Tom Bissell’s journalistic, slightly nerdish quest to discover what is great and not-so-great about videogames and videogame culture, is a fascinating book in many respects. Bissell, who is in his mid-30s, is what you would call a “serious gamer.” Despite all the time he’s spent with a controller in hand—and despite the fact that Extra Lives carries the subtitle “Why Video Games Matter”—Bissell admits to being “routinely torn about whether video games are a worthy way to spend my time,” and is pained that games “crash any cocktail-party rationale you attempt to formulate as to why, exactly, you love them.”

This is one of the most suspect things about the game form: A game with an involving story and poor gameplay cannot be considered a successful game, whereas a game with superb gameplay and a laughable story can see its spine bend from the weight of many accolades—and those who praise the latter game will not be wrong.” 

Bissell is concerned mainly with the lack of narrative structure–and meaning–in games. From the start he makes the insightful point that games ask us to save the princess, save the country, save the world, save ourselves—but no one plays games to achieve those ends. We play for the puzzle, the physics, the sense of being embedded in a fully realized world. Part of what makes this insight so useful is that it strips it of the latent guilt we attribute to kids “shooting things up.” 

Many shooters ask the gamer to use violence against pure unambiguous evil: monsters, Nazis, corporate goons, aliens of Ottoman territorial ambition. Yet these shooters typically have nothing to say about evil and violence.

Even in games like Grand Theft Auto, whose stories are smarter than the rest of the video-game pack, the story seems like filler. In fact, of the GTA series, Bissell notes that it is “particularly afflicted with this mouse-coaxed-through-a-maze problem.” This problem of game and narrative interactivity has been explored ever since basically the advent of Choose-Your-Own-Adventure Books, which happen to have arrived on the scene about the time people were getting their first taste of the in-home Atari consoles.

Final Fantasy VII awoke American gaming to the possibilities of narrative dynamism and the importance of relatively developed characters—no small inspiration to take from a series whose beautifully androgynous male characters often appear to be some kind of heterosexual stress test.” 
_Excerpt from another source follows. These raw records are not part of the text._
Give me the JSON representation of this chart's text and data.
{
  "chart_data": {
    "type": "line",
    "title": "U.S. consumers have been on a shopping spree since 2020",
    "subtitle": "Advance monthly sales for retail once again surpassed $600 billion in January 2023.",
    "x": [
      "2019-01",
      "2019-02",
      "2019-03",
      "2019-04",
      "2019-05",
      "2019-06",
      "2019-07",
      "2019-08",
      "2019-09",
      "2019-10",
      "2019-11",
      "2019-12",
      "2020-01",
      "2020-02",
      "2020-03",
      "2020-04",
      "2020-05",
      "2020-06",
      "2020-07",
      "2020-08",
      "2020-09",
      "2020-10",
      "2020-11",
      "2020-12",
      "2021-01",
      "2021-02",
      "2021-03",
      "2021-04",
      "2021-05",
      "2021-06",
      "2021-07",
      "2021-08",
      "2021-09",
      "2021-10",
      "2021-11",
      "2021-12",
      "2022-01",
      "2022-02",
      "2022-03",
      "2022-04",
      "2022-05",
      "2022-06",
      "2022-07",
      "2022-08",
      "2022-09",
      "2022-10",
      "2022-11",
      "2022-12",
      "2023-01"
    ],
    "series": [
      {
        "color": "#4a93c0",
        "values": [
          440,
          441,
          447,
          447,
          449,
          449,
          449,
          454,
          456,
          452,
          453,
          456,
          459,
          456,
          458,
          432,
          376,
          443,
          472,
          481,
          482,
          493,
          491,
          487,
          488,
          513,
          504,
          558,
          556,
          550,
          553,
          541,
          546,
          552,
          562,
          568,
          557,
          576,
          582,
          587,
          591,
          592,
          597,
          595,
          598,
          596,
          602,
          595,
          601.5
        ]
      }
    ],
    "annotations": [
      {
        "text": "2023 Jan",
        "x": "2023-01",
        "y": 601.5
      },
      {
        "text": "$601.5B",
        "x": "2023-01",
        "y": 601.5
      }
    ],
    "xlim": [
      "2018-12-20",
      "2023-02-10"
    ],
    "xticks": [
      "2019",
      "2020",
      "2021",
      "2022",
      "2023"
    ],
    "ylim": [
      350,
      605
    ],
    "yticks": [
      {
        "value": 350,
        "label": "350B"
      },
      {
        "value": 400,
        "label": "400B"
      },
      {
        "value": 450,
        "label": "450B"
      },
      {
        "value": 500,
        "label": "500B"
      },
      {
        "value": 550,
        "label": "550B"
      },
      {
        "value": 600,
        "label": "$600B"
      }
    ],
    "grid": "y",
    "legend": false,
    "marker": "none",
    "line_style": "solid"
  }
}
Should games invest more in story, in an attempt to bring us narratives that are on the level of those of the other popular arts? Are games like The Walking Dead coming closer to where technology, narrative, and games intersect, with its focus generally on making a shorter series of moral choices? Should they engage more with story simply so they’ll be taken more seriously as “art”? Or should games abandon story—is the videogame, as a form, simply incompatible with traditional concepts of narrative, and must game designers instead find other ways to invest their creations with lasting meaning?

Bissell seems more bent on asking questions than posing solutions, but the questions are important, and answers are developing, whether with Jane McGonigal’s examinations of the positive nature of games and gaming, or through solutions posed in books about media, such as Second Person: Role-Playing and Story in Games and Playable Media and concepts related to engagist media, the latest term used for creating games to solve real-world problems.